WM Public Works hope flyer will help with tire troubles
By John Rech email@example.com
The West Memphis Public Works Department continues to battle tire dumping in the city. Last month, a new flyer was circulated by city workers, pointing out residents’ responsibilities to have their old tires taken to the County Shop. The new flyer was posted on the cable access channel, reported in the paper, and hand carried by the city Code Enforcement Officer Mike Antle to wherever the old tires were piling up. Public Works Commission Chairwoman, City Councilwoman Ramona Taylor, thanked Public Works administrative Assistant Rhonda Standridge and Officer Mike Antle for updating the tire recycling information and for publicizing the individual citizen’s duty to dispose of their worn out tires. The code enforcement position is starting the third year. “I think you and Rhonda have done a really good job so far, updating the code citation book, these fliers — it is all really helpful,” said Taylor. “A lot of these problems are just because people really don’t know.” When new tires are mounted either a tire disposal fee should be paid at the tire store or the tires taken to the tire recycling trailer at the county shop by the vehicle owner.
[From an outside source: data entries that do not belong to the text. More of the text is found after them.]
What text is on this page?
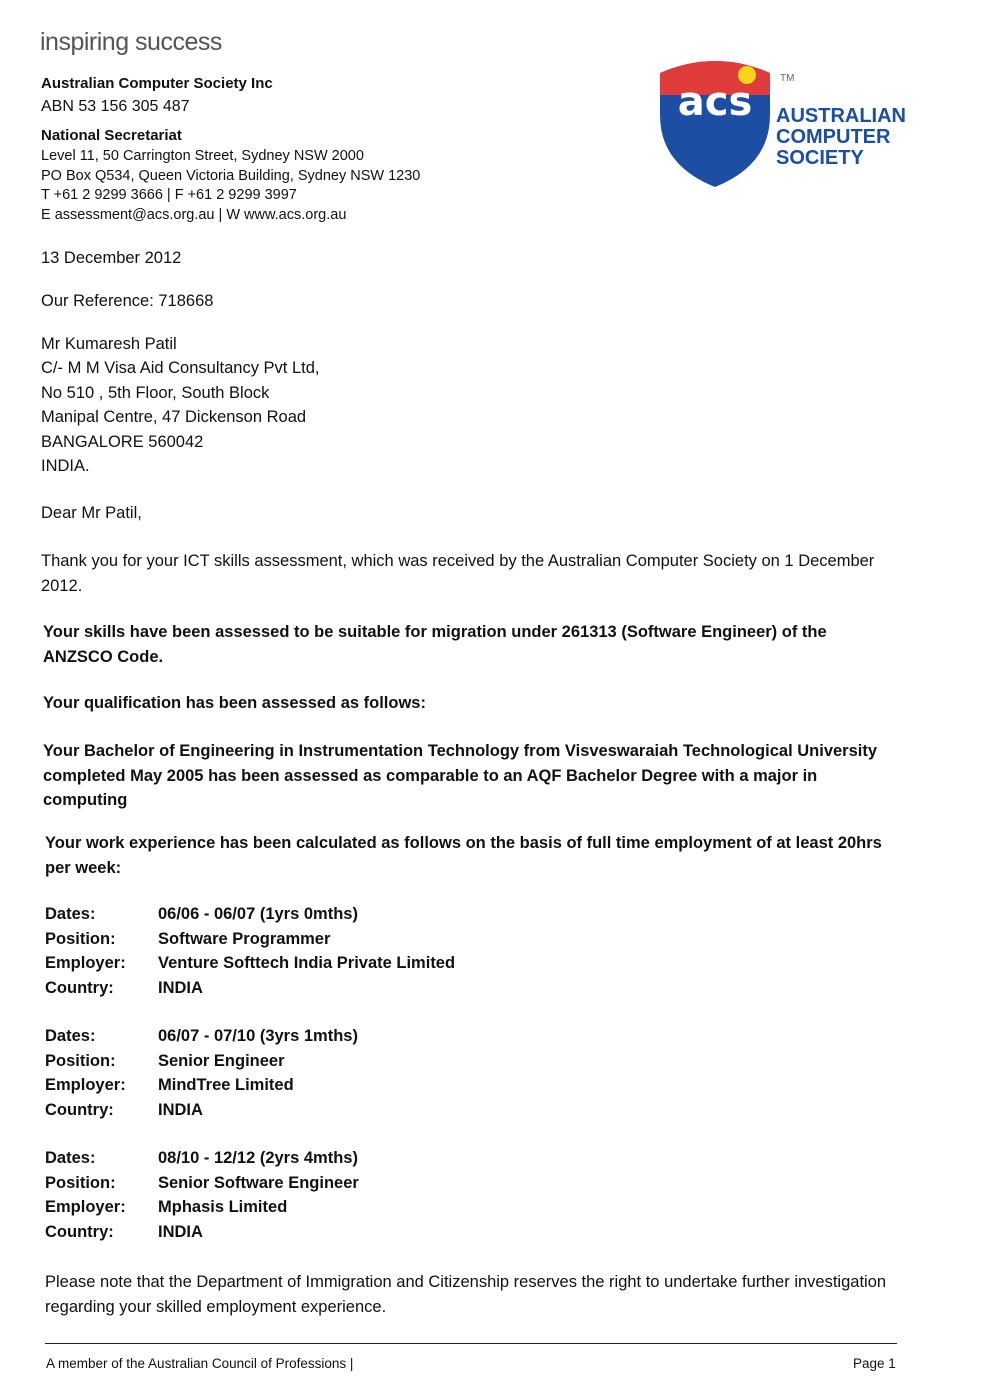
inspiring success
Australian Computer Society Inc
ABN 53 156 305 487
National Secretariat
Level 11, 50 Carrington Street, Sydney NSW 2000
PO Box Q534, Queen Victoria Building, Sydney NSW 1230
T +61 2 9299 3666 | F +61 2 9299 3997
E assessment@acs.org.au | W www.acs.org.au
acs
TM
AUSTRALIAN
COMPUTER
SOCIETY
13 December 2012
Our Reference: 718668
Mr Kumaresh Patil
C/- M M Visa Aid Consultancy Pvt Ltd,
No 510 , 5th Floor, South Block
Manipal Centre, 47 Dickenson Road
BANGALORE 560042
INDIA.
Dear Mr Patil,
Thank you for your ICT skills assessment, which was received by the Australian Computer Society on 1 December 2012.
Your skills have been assessed to be suitable for migration under 261313 (Software Engineer) of the ANZSCO Code.
Your qualification has been assessed as follows:
Your Bachelor of Engineering in Instrumentation Technology from Visveswaraiah Technological University completed May 2005 has been assessed as comparable to an AQF Bachelor Degree with a major in computing
Your work experience has been calculated as follows on the basis of full time employment of at least 20hrs per week:
Dates:	06/06 - 06/07 (1yrs 0mths)
Position:	Software Programmer
Employer:	Venture Softtech India Private Limited
Country:	INDIA
Dates:	06/07 - 07/10 (3yrs 1mths)
Position:	Senior Engineer
Employer:	MindTree Limited
Country:	INDIA
Dates:	08/10 - 12/12 (2yrs 4mths)
Position:	Senior Software Engineer
Employer:	Mphasis Limited
Country:	INDIA
Please note that the Department of Immigration and Citizenship reserves the right to undertake further investigation regarding your skilled employment experience.
A member of the Australian Council of Professions |	Page 1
Despite the recent attention to tires given by the city, some residents remain in the dark. Antle thanked Taylor for the kudos and reported personally taking the tire information to the streets. He took the time to present the flyer at addresses that had tires stacked up. According to Antel many people were hoping the city would pick up the old tires. “I handed out several flyers,” said Antel. “I talked to people at the doors and they appreciated the information because they did not know what to do with them. They assumed the city would haul the tires off. The information, the warnings, the letters — we’ve got that stuff down pretty good.” Councilman James Pulliaum said he had reported tire dumping to police twice last month and is working with the police as they investigate. City Engineer Phillip Sorrell said the county doubled up on tire recycling trailers at the shop on Highway 64. “With just one trailer, it was really tricky, even for the city, being able to take a load of tires out there for disposal,” said Sorrell. “It should get better with two trailers there now.” West Memphis’ recycling efforts continue to show growth. Residents dropped off 14,770 pounds of recyclables at the city’s bins in December.